A NEW report by Amnesty International estimates that 30,000 people are being held without trial in Iraq and are at risk of torture.

The methods of torture include beating with cables and hose pipes, prolonged suspension by the limbs, electric shocks to sensitive parts of the body, breaking of limbs and the removal of finger and toenails.

Several detainees have died in custody, apparently as a result of torture or other ill-treatment by Iraqi interrogators and prison guards.

The report, New Order Same Abuses, also highlights long-term detentions in the northern Kurdistan region by the Asayish–Kurdish security police.

Father-of-three Walid Yunis Ahmad, 52, has been detained without charge or trial for more than 10 years.

He is the longest-held, untried detainee in Iraq known to Amnesty International.

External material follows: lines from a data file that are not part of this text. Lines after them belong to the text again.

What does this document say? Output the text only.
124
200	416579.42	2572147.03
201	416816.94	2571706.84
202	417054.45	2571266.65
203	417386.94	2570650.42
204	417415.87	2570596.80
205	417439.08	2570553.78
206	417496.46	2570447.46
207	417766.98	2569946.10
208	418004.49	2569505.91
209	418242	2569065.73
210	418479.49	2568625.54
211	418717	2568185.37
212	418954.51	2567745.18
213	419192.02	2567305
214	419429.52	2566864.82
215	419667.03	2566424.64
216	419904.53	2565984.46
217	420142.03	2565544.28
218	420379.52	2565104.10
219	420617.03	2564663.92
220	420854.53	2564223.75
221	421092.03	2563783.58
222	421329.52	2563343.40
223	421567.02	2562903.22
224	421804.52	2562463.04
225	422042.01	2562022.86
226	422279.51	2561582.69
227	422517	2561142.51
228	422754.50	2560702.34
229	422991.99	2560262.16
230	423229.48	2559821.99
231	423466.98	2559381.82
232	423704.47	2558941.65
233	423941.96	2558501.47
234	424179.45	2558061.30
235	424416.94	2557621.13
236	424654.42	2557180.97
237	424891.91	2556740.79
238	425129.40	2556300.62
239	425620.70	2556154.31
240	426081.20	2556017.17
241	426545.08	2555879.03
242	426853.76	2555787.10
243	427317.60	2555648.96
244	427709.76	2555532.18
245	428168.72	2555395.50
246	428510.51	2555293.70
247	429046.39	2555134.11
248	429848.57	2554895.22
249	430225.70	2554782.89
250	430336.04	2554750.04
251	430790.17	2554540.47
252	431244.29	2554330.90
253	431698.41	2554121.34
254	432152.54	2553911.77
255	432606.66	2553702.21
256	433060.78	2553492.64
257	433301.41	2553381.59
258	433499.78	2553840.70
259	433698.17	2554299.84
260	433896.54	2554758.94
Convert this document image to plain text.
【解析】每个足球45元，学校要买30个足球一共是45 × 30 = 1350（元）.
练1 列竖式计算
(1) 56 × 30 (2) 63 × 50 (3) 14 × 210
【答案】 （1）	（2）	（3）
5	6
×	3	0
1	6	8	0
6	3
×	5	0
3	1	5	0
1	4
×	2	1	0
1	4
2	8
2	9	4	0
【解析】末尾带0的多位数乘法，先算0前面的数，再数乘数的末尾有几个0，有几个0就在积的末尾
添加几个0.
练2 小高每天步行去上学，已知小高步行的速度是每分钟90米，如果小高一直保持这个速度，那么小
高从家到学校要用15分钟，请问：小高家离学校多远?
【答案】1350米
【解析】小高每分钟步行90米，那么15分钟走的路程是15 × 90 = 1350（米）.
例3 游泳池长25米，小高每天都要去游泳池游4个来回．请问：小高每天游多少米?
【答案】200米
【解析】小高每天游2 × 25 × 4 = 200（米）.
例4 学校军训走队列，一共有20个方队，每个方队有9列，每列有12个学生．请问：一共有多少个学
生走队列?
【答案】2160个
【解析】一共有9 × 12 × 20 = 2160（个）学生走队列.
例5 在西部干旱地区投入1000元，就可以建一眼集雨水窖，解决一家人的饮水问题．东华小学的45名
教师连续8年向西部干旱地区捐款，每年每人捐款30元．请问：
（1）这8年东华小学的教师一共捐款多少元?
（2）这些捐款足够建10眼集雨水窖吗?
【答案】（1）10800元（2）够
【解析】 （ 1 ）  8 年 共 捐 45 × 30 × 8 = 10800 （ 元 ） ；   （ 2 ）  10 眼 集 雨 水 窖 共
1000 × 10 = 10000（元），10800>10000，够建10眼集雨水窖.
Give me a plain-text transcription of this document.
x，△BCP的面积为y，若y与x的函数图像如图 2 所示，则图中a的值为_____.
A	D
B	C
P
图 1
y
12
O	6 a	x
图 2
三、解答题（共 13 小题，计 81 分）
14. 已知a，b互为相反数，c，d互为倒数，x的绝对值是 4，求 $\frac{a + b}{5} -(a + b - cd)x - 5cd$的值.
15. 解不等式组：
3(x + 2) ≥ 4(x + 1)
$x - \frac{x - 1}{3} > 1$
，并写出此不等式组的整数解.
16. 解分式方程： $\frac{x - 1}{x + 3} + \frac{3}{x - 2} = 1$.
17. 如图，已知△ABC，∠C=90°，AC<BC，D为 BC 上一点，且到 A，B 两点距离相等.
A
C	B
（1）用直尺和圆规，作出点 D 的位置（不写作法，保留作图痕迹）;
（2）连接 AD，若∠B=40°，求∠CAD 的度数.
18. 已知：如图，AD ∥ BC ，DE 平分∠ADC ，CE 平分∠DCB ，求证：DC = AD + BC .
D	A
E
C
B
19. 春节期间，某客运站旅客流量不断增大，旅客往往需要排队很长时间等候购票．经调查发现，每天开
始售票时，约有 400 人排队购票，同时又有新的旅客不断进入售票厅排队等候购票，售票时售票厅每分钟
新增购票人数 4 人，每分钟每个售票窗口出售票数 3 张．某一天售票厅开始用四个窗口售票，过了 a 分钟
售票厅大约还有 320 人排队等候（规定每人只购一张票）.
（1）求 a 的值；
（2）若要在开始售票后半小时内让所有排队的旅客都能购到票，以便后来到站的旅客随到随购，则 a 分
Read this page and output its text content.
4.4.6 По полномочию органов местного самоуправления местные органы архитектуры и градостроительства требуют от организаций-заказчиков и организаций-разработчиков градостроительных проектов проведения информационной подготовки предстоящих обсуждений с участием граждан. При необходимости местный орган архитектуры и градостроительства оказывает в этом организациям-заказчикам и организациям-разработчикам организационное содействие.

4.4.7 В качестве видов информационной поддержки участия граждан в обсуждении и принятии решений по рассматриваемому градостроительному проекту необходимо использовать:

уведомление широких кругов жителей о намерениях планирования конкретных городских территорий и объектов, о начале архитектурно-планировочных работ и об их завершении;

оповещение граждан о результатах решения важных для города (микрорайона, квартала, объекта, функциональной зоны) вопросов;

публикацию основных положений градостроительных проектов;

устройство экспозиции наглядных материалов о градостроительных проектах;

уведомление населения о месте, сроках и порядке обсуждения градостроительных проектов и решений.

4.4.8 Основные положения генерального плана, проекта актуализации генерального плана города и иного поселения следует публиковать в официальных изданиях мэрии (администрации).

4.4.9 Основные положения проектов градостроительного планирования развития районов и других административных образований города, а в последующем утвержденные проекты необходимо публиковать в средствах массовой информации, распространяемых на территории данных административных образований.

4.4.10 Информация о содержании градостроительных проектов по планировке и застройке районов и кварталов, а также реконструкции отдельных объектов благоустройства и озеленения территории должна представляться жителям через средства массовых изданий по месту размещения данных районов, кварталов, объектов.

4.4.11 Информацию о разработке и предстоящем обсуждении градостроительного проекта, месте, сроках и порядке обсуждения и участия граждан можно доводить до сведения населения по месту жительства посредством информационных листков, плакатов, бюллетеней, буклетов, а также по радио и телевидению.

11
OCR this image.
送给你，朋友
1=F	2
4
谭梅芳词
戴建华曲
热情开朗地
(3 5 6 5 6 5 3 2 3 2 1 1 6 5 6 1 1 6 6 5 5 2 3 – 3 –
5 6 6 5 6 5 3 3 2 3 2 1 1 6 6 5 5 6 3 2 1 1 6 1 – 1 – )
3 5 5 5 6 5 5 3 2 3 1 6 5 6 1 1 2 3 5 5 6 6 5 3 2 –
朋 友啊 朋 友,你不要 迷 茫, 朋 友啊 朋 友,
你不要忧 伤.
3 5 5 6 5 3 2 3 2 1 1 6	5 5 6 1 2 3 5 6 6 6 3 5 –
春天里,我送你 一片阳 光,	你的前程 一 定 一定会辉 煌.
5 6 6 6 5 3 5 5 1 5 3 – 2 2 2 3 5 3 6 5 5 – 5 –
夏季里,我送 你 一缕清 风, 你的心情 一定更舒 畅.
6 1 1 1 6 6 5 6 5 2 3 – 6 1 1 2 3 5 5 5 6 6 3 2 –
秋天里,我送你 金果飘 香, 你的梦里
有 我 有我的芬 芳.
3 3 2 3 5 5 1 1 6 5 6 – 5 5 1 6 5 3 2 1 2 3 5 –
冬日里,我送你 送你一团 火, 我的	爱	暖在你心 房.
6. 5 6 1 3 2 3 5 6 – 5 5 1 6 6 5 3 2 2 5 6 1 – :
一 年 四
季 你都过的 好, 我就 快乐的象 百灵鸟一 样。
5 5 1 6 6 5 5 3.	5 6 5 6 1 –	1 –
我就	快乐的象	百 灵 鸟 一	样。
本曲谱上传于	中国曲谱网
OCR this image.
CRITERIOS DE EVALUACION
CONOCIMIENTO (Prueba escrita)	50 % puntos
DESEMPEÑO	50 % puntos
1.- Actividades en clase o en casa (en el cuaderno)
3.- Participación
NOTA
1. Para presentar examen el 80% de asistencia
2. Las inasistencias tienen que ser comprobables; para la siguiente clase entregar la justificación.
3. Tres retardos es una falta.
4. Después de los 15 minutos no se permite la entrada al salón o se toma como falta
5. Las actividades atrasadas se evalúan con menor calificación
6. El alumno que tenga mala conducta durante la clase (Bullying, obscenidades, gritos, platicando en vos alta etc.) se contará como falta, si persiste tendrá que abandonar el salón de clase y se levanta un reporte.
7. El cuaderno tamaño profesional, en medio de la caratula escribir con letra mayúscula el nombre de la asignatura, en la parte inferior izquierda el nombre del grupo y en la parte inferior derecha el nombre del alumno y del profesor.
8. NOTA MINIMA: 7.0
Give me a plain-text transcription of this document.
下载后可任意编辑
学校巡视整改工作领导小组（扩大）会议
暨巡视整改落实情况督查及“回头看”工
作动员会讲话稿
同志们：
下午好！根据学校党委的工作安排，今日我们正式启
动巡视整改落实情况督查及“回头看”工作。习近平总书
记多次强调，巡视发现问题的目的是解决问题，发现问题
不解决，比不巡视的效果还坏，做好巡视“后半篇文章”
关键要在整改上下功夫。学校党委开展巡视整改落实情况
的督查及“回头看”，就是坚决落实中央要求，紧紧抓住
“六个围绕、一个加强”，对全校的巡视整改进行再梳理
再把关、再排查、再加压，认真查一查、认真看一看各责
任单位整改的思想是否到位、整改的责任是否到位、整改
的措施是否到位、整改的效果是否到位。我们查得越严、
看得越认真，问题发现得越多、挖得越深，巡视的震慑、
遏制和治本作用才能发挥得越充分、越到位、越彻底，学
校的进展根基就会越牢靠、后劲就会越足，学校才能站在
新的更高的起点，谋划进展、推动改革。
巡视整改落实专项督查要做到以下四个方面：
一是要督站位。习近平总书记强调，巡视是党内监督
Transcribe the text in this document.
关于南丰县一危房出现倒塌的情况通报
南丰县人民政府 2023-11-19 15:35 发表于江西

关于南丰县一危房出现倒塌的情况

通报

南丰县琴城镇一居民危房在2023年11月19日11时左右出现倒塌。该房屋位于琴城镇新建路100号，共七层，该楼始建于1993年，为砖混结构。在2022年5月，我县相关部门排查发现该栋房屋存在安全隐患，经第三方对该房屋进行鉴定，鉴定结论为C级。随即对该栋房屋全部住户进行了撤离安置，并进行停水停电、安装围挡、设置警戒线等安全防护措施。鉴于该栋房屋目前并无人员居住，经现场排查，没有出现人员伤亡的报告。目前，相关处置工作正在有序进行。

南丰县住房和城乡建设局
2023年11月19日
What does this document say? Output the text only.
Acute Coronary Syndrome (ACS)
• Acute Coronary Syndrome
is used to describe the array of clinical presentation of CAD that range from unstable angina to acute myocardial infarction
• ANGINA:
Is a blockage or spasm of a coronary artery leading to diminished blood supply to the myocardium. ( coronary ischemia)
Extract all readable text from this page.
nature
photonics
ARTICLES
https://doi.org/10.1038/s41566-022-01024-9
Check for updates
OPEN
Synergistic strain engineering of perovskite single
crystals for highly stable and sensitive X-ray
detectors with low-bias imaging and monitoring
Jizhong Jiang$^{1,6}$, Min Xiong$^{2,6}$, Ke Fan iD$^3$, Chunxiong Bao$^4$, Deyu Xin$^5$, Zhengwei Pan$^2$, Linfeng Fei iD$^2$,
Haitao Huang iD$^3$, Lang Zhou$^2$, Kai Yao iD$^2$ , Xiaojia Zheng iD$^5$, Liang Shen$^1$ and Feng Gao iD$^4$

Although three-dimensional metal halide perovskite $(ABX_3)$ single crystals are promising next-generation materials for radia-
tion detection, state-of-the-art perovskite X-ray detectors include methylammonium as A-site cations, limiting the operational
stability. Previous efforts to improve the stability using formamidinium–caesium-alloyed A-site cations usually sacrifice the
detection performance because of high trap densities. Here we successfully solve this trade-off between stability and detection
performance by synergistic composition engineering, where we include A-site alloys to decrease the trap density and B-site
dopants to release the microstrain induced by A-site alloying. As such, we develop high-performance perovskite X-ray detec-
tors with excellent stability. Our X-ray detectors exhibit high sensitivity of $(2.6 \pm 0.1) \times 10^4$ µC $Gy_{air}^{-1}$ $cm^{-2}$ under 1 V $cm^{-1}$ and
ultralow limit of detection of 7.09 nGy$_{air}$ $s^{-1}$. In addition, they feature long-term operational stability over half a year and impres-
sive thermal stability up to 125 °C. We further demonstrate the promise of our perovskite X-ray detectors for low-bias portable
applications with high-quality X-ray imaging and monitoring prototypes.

He is alleged to have been tortured, and has been held in solitary confinement since going on hunger strike in 2008 in protest at his continuing detention

Colm O’Gorman, executive director of Amnesty International Ireland, said Iraq’s security forces have been responsible for systematic human rights abuses while their government looks the other way. And the US authorities have handed over thousands of people to face this catalogue of violence and abuse.

Torture is widely used in Iraq to obtain “confessions”. In many cases these are already prepared by interrogators. Detainees are forced to sign while blindfolded and without reading the contents. Hundreds of prisoners are reported to have been sentenced to death, and some have been executed, after being convicted on the basis of “confessions” which they said were false and had been signed under duress.